CHAPEL HILL – In late June, doctors at UNC’s Center for Heart and Vascular care became the first in the state to treat patients with a high risk of stroke due to atrial fibrillation with a new, non-invasive procedure.

Atrial fibrillation, which affects between five to six million Americans, is a condition where the heart’s upper chambers quiver instead of beat, leading to blood clots which can then cause stroke. Dr. Paul Mounsey, director of cardiac electrophysiology at UNC, says atrial fibrillation is the most common identified cause of stroke in the United States.

“Typically, to prevent stroke, you use blood thinning medication, but a quarter of patients can’t take blood thinning medication because they’ve got a bleeding risk or a fall risk,” Mounsey says.

In an area of the heart known as the left atrial appendage, 90 percent of clots accumulate in patients with atrial fibrillation. Mounsey and another UNC doctor, Dr. Eugene Chung, closed off the appendage with a small lasso that was inserted through the vein.

By comparison, individuals who have atrial fibrillation are five times more likely to have a stroke if they have not had this procedure.

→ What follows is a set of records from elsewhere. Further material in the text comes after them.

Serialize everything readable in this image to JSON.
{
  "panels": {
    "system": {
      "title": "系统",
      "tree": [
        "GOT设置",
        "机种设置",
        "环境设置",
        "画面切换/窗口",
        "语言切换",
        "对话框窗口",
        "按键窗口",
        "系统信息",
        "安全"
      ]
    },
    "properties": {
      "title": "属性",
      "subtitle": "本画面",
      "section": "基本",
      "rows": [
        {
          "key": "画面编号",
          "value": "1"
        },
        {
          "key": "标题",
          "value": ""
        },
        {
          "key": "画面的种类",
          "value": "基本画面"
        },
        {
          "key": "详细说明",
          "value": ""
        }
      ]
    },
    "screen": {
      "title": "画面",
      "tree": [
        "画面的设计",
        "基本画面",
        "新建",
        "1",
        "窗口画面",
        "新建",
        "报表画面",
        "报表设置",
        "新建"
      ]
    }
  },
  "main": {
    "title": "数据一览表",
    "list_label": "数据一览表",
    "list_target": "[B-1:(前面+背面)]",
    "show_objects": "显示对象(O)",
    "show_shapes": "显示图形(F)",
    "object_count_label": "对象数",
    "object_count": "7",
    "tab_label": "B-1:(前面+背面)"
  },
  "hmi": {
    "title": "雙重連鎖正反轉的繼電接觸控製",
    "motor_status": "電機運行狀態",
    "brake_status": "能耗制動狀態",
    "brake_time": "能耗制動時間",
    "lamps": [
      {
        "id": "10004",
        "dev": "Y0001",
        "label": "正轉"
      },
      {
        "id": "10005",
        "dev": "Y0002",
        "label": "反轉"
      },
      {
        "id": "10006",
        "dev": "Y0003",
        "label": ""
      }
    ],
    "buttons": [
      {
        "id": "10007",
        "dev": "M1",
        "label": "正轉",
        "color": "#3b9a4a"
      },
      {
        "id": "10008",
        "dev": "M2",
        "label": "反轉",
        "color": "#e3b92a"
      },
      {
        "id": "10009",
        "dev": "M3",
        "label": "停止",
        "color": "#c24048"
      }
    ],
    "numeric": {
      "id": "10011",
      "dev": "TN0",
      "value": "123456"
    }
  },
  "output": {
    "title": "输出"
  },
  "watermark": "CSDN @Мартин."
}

“This is something that cardiac surgeons have been doing for probably 30 years, but through a fairly large incision through the chest wall, which is obviously painful and is much more of an operation,” Mounsey says.

The two patients treated by Mounsey and Chung returned home two days after the procedure, compared to the many days of hospitalization that Mounsey says can accompany the older method of closing off the left atrial appendage.

“You’re breathing with some of the breathing muscles damaged and that makes it quite an unpleasant recovery,” Mounsey says.

This same procedure is available in hospitals in Virginia and Georgia.